Let’s Verify Step by Step

Note

To train more reliable models, we can turn either to outcome supervision, which provides feedback for a final result, or process supervision, which provides feedback for each intermediate reasoning step.
We conduct our own investigation, finding that process supervision significantly outperforms outcome supervision for training models to solve problems from the challenging MATH dataset.

Methods

We conduct experiments in two separate regimes: large-scale and smallscale. At each model scale, we use a single fixed model to generate all solutions. We call this model the generator.

We do not attempt to improve the generator with reinforcement learning (RL). When we discuss outcome and process supervision, we are specifically referring to the supervision given to the reward model.

Tip

We focus exclusively on how to train the most reliable reward model possible. We evaluate a reward model by its ability to perform best-of-N search over uniformly sampled solutions from the generator.

Base Models

All large-scale models are finetuned from the base GPT-4 model. The small-scale base models are similar in design to GPT-4, but they were pretrained with roughly 200 times less compute. As an additional pretraining step, we finetune all models on a dataset of roughly 1.5B math-relevant tokens, which we call MathMix.

Generator

We few-shot generate solutions to MATH training problems, filter to those that reach the correct final answer, and finetune the base model on this dataset for a single epoch.

Data Collection

To collect process supervision data, we present human data-labelers with stepby- step solutions to MATH problems sampled by the large-scale generator. Their task is to assign each step in the solution a label of positive, negative, or neutral. We refer to the entire dataset of step-level labels collected as PRM800K. The PRM800K training set contains 800K step-level labels across 75K solutions to 12K problems.

During data collection, we must decide which solutions to surface to datalabelers. We would prefer to surface solutions that are more likely to fool our best reward model. To that end, we choose to surface convincing wrong-answer solutions. We use the term convincing to refer to solutions that are rated highly by our current best PRM, and we use wrong-answer to refer to solutions that reach an incorrect final answer.

Outcome-supervised Reward Models (ORMs)

We uniformly sample a fixed number of solutions per problem from the generator, and we train the ORM to predict whether each solution is correct or incorrect.

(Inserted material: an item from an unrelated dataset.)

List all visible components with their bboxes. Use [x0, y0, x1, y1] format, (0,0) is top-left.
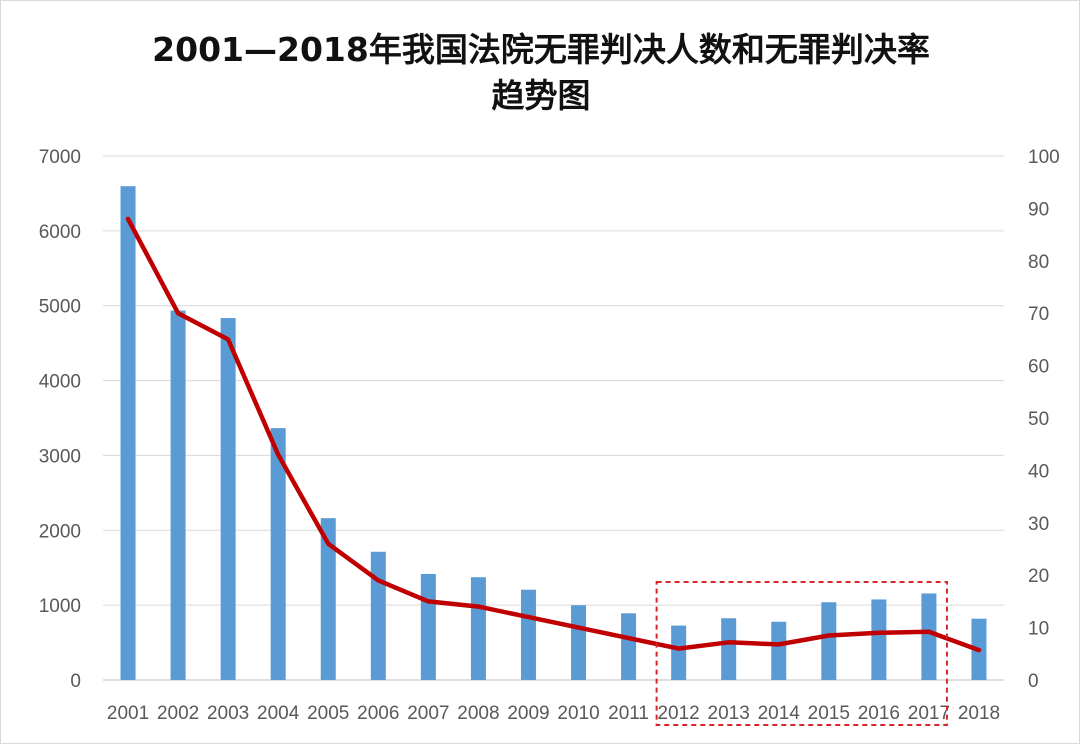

Process-supervised Reward Models (PRMs)

We train PRMs to predict the correctness of each step after the last token in each step. This prediction takes the form of a single token, and we maximize the log-likelihood of these target tokens during training. The PRM can therefore be trained in a standard language model pipeline without any special accommodations.

Tip

We train our PRMs by fine-tuning the MathMix model to predict the probability of positive, negative, and neutral labels given a solution prefix ending in one of our labeled steps.
Language modeling task \(\to\) classification task.

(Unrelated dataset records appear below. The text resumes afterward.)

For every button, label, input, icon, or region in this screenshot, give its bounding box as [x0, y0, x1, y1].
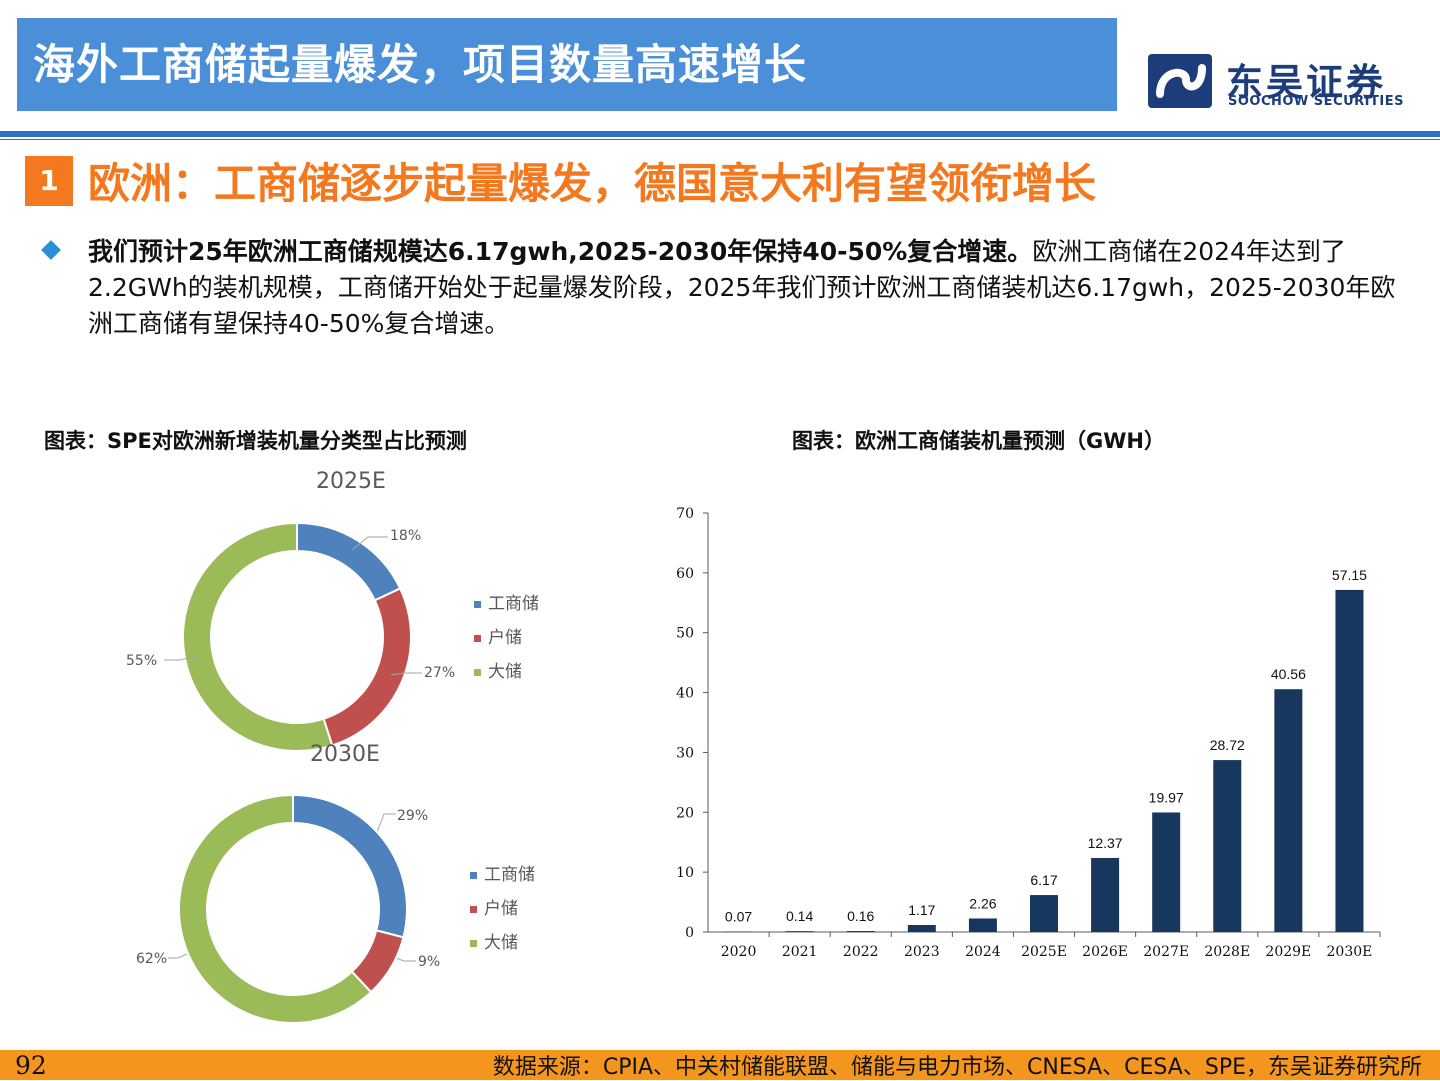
y-tick-label: 40: [676, 686, 694, 702]
bar-2029E: [1274, 689, 1303, 932]
legend2-swatch-c1: [470, 871, 477, 879]
right-chart-caption: 图表：欧洲工商储装机量预测（GWH）: [792, 429, 1165, 453]
logo-text-cn: 东吴证券: [1226, 61, 1386, 104]
page-title: 海外工商储起量爆发，项目数量高速增长: [17, 18, 1117, 111]
legend-swatch-c1: [474, 600, 481, 608]
data-label-2030E: 57.15: [1332, 567, 1367, 583]
donut-2030-label-c1: 29%: [397, 808, 429, 824]
x-tick-label: 2030E: [1327, 944, 1373, 960]
data-label-2029E: 40.56: [1271, 666, 1306, 682]
donut-2025-slice-2: [322, 587, 412, 747]
logo-text-en: SOOCHOW SECURITIES: [1228, 94, 1404, 109]
data-label-2024: 2.26: [969, 895, 996, 911]
header-divider: [0, 131, 1440, 137]
x-tick-label: 2028E: [1204, 944, 1250, 960]
bar-2021: [785, 931, 814, 932]
legend2-item-c2: 户储: [470, 894, 518, 919]
y-tick-label: 50: [676, 626, 694, 642]
bar-2024: [968, 918, 997, 932]
y-tick-label: 20: [676, 805, 694, 821]
y-tick-label: 30: [676, 745, 694, 761]
x-tick-label: 2025E: [1021, 944, 1067, 960]
donut-2025-slice-1: [296, 521, 402, 602]
summary-bold: 我们预计25年欧洲工商储规模达6.17gwh,2025-2030年保持40-50…: [88, 237, 1033, 266]
legend2-swatch-c2: [470, 905, 477, 913]
bar-chart: 0 10 20 30 40 50 60 70 0.07 2020 0.14 2021 0.16 2022 1…: [676, 506, 1381, 960]
y-tick-label: 0: [685, 925, 694, 941]
y-tick-label: 70: [676, 506, 694, 522]
y-tick-label: 10: [676, 865, 694, 881]
bar-2022: [846, 931, 875, 932]
x-tick-label: 2022: [843, 944, 879, 960]
donut-2030-label-c2: 9%: [418, 954, 441, 970]
donut-chart-2030: [178, 793, 408, 1024]
bar-2027E: [1152, 812, 1181, 932]
donut-2025-title: 2025E: [316, 469, 386, 494]
data-label-2025E: 6.17: [1030, 872, 1057, 888]
header-divider-thin: [0, 139, 1440, 140]
legend-item-c1: 工商储: [474, 589, 539, 614]
diamond-bullet-icon: [41, 240, 61, 260]
x-tick-label: 2020: [721, 944, 757, 960]
donut-chart-2025: [182, 521, 412, 752]
legend-swatch-c2: [474, 634, 481, 642]
x-tick-label: 2023: [904, 944, 940, 960]
legend-swatch-c3: [474, 668, 481, 676]
data-label-2026E: 12.37: [1088, 835, 1123, 851]
section-number: 1: [25, 156, 73, 206]
legend-item-c3: 大储: [474, 657, 522, 682]
page-number: 92: [15, 1051, 47, 1080]
data-source: 数据来源：CPIA、中关村储能联盟、储能与电力市场、CNESA、CESA、SPE…: [492, 1055, 1422, 1080]
x-tick-label: 2027E: [1143, 944, 1189, 960]
data-label-2028E: 28.72: [1210, 737, 1245, 753]
data-label-2027E: 19.97: [1149, 789, 1184, 805]
donut-2030-title: 2030E: [310, 742, 380, 767]
data-label-2021: 0.14: [786, 908, 813, 924]
bar-2023: [907, 924, 936, 932]
data-label-2023: 1.17: [908, 902, 935, 918]
section-title: 欧洲：工商储逐步起量爆发，德国意大利有望领衔增长: [88, 159, 1097, 208]
donut-2025-label-c2: 27%: [424, 665, 456, 681]
legend2-item-c1: 工商储: [470, 860, 535, 885]
donut-2025-slice-3: [182, 521, 334, 752]
bar-2026E: [1091, 857, 1120, 932]
company-logo: 东吴证券 SOOCHOW SECURITIES: [1146, 50, 1406, 114]
bar-2030E: [1335, 589, 1364, 932]
x-tick-label: 2024: [965, 944, 1001, 960]
bar-2028E: [1213, 760, 1242, 932]
legend-item-c2: 户储: [474, 623, 522, 648]
legend2-item-c3: 大储: [470, 928, 518, 953]
data-label-2020: 0.07: [725, 909, 752, 925]
logo-mark-icon: [1148, 54, 1212, 108]
data-label-2022: 0.16: [847, 908, 874, 924]
donut-2025-label-c3: 55%: [126, 653, 158, 669]
summary-text: 欧洲工商储在2024年达到了2.2GWh的装机规模，工商储开始处于起量爆发阶段，…: [88, 237, 1396, 338]
x-tick-label: 2026E: [1082, 944, 1128, 960]
x-tick-label: 2021: [782, 944, 818, 960]
legend2-swatch-c3: [470, 939, 477, 947]
bar-2025E: [1030, 895, 1058, 932]
donut-2030-slice-3: [178, 793, 373, 1024]
donut-2030-label-c3: 62%: [136, 951, 168, 967]
x-tick-label: 2029E: [1265, 944, 1311, 960]
left-chart-caption: 图表：SPE对欧洲新增装机量分类型占比预测: [44, 429, 467, 453]
bar-2020: [724, 931, 753, 933]
summary-paragraph: 我们预计25年欧洲工商储规模达6.17gwh,2025-2030年保持40-50…: [88, 234, 1418, 342]
footer-bar: [0, 1050, 1440, 1080]
donut-2030-slice-1: [292, 793, 408, 939]
donut-2025-label-c1: 18%: [390, 528, 422, 544]
y-tick-label: 60: [676, 566, 694, 582]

When we provide process supervision, we deliberately choose to supervise only up to the first incorrect step.

Large-scale Supervision

We train the large-scale PRM using the step-level labels in PRM800K. To ensure the large-scale ORM baseline is as strong as possible, we train on 100 uniform samples per problem from the generator.

Small-scale Synthetic Supervision

To better compare outcome and process supervision, we perform the relevant ablations by using the large-scale PRM to supervise smaller models.

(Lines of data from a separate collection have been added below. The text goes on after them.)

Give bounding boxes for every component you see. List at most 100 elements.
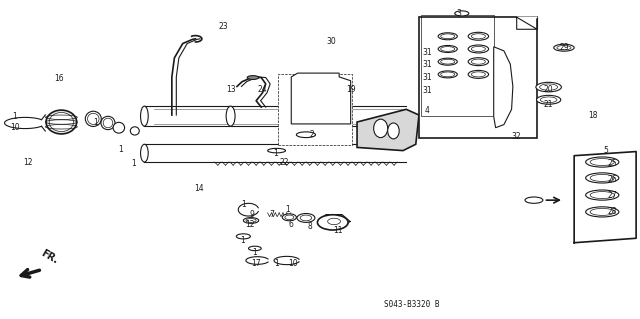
- Bar: [421, 15, 494, 116]
- Ellipse shape: [297, 213, 315, 222]
- Bar: [278, 74, 352, 145]
- Ellipse shape: [586, 173, 619, 183]
- Text: 2: 2: [310, 130, 315, 139]
- Ellipse shape: [88, 113, 99, 124]
- Ellipse shape: [468, 32, 488, 40]
- Ellipse shape: [441, 59, 455, 64]
- Text: 13: 13: [226, 85, 236, 94]
- Ellipse shape: [101, 116, 115, 130]
- Ellipse shape: [49, 113, 74, 131]
- Ellipse shape: [113, 122, 125, 133]
- Ellipse shape: [243, 218, 259, 223]
- Ellipse shape: [590, 208, 614, 215]
- Ellipse shape: [226, 106, 235, 126]
- Text: 3: 3: [457, 9, 461, 18]
- Ellipse shape: [248, 246, 261, 251]
- Ellipse shape: [46, 110, 77, 134]
- Text: S043-B3320 B: S043-B3320 B: [384, 300, 440, 309]
- Text: 27: 27: [607, 190, 618, 200]
- Polygon shape: [516, 17, 537, 29]
- Text: 1: 1: [118, 145, 123, 154]
- Text: 17: 17: [252, 259, 261, 268]
- Text: 12: 12: [23, 158, 32, 167]
- Text: 1: 1: [241, 200, 246, 209]
- Text: 1: 1: [274, 259, 279, 268]
- Text: 29: 29: [559, 43, 569, 52]
- Ellipse shape: [554, 44, 574, 51]
- Text: 7: 7: [269, 210, 274, 219]
- Ellipse shape: [236, 234, 250, 239]
- Ellipse shape: [304, 102, 323, 109]
- Text: 26: 26: [607, 175, 618, 184]
- Ellipse shape: [282, 214, 296, 221]
- Ellipse shape: [268, 148, 285, 153]
- Ellipse shape: [438, 71, 458, 78]
- Ellipse shape: [388, 123, 399, 139]
- Ellipse shape: [590, 159, 614, 166]
- Ellipse shape: [590, 192, 614, 198]
- Ellipse shape: [103, 118, 113, 128]
- Ellipse shape: [300, 215, 312, 221]
- Text: 18: 18: [589, 111, 598, 120]
- Text: 31: 31: [422, 73, 432, 82]
- Ellipse shape: [141, 106, 148, 126]
- Text: 9: 9: [250, 210, 255, 219]
- Ellipse shape: [540, 97, 557, 103]
- Ellipse shape: [300, 100, 327, 111]
- Text: 4: 4: [425, 106, 429, 115]
- Ellipse shape: [303, 88, 324, 97]
- Ellipse shape: [438, 58, 458, 65]
- Text: 23: 23: [218, 22, 228, 31]
- Ellipse shape: [85, 111, 101, 126]
- Text: 10: 10: [10, 123, 20, 132]
- Ellipse shape: [471, 59, 485, 64]
- Text: 31: 31: [422, 86, 432, 95]
- Ellipse shape: [441, 34, 455, 39]
- Ellipse shape: [525, 197, 543, 203]
- Text: 31: 31: [422, 48, 432, 57]
- Text: FR.: FR.: [39, 248, 60, 266]
- Text: 1: 1: [285, 205, 291, 214]
- Ellipse shape: [141, 144, 148, 162]
- Text: 20: 20: [544, 85, 554, 94]
- Ellipse shape: [471, 47, 485, 51]
- Ellipse shape: [438, 46, 458, 52]
- Ellipse shape: [540, 84, 557, 90]
- Text: 28: 28: [608, 207, 617, 216]
- Ellipse shape: [317, 215, 348, 230]
- Text: 6: 6: [288, 220, 293, 229]
- Ellipse shape: [285, 215, 294, 219]
- Ellipse shape: [441, 72, 455, 77]
- Text: 14: 14: [194, 184, 204, 193]
- Text: 10: 10: [289, 259, 298, 268]
- Ellipse shape: [586, 190, 619, 200]
- Text: 22: 22: [280, 158, 289, 167]
- Text: 25: 25: [607, 159, 618, 168]
- Ellipse shape: [468, 45, 488, 53]
- Ellipse shape: [471, 34, 485, 39]
- Ellipse shape: [328, 218, 340, 225]
- Ellipse shape: [438, 33, 458, 40]
- Ellipse shape: [455, 11, 468, 16]
- Ellipse shape: [246, 219, 256, 222]
- Text: 32: 32: [512, 132, 522, 141]
- Polygon shape: [493, 47, 513, 128]
- Text: 24: 24: [258, 85, 268, 94]
- Ellipse shape: [586, 157, 619, 167]
- Text: 1: 1: [240, 236, 244, 245]
- Ellipse shape: [131, 127, 140, 135]
- Ellipse shape: [298, 87, 329, 99]
- Ellipse shape: [586, 207, 619, 217]
- Text: 31: 31: [422, 60, 432, 69]
- Bar: [419, 17, 537, 138]
- Ellipse shape: [536, 82, 561, 92]
- Text: 12: 12: [245, 220, 255, 229]
- Ellipse shape: [468, 70, 488, 78]
- Polygon shape: [357, 109, 419, 151]
- Ellipse shape: [247, 76, 259, 79]
- Ellipse shape: [468, 58, 488, 66]
- Ellipse shape: [374, 119, 388, 137]
- Ellipse shape: [557, 46, 571, 50]
- Text: 30: 30: [326, 38, 337, 47]
- Ellipse shape: [590, 174, 614, 182]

Process vs Outcome Supervision

We first sample between 1 and 200 solutions per problem from a small-scale generator. For each dataset, we provide three forms of supervision: process supervision from \(\text{PRM}_\text{large}\), outcome supervision from \(\text{PRM}_\text{large}\), and outcome supervision from final-answer checking. The choice of supervision is the only difference between these three series of reward models, which are otherwise trained on identical datasets.

Active Learning

Finally, we investigate the impact of active learning. We train a small-scale reward model, \(\text{PRM}_\text{selector}\), on a single sample from each problem, and we use this model to score 1000 samples per problem.

To train each of our larger reward models, we select N samples per problem such that 80% are the most convincing (according to \(\text{PRM}_\text{selector}\)) wrong-answer samples, and 20% are the most convincing samples that remain (right- or wrong-answer).

OOD Generalization

For OOD problems, the PRM outperforms both the ORM and majority voting. This shows us that the PRM can tolerate a modest amount of distribution shift and that its strong performance holds up on fresh test questions.

Takeaways

Tip

1. Process supervision can train much more reliable reward models than outcome supervision.

2. Large reward model can reliably approximate human supervision for smaller reward models, and that it can be used to efficiently conduct large-scale data collection ablations.

3. Active learning leads to a 2.6× improvement in the data efficiency of process supervision.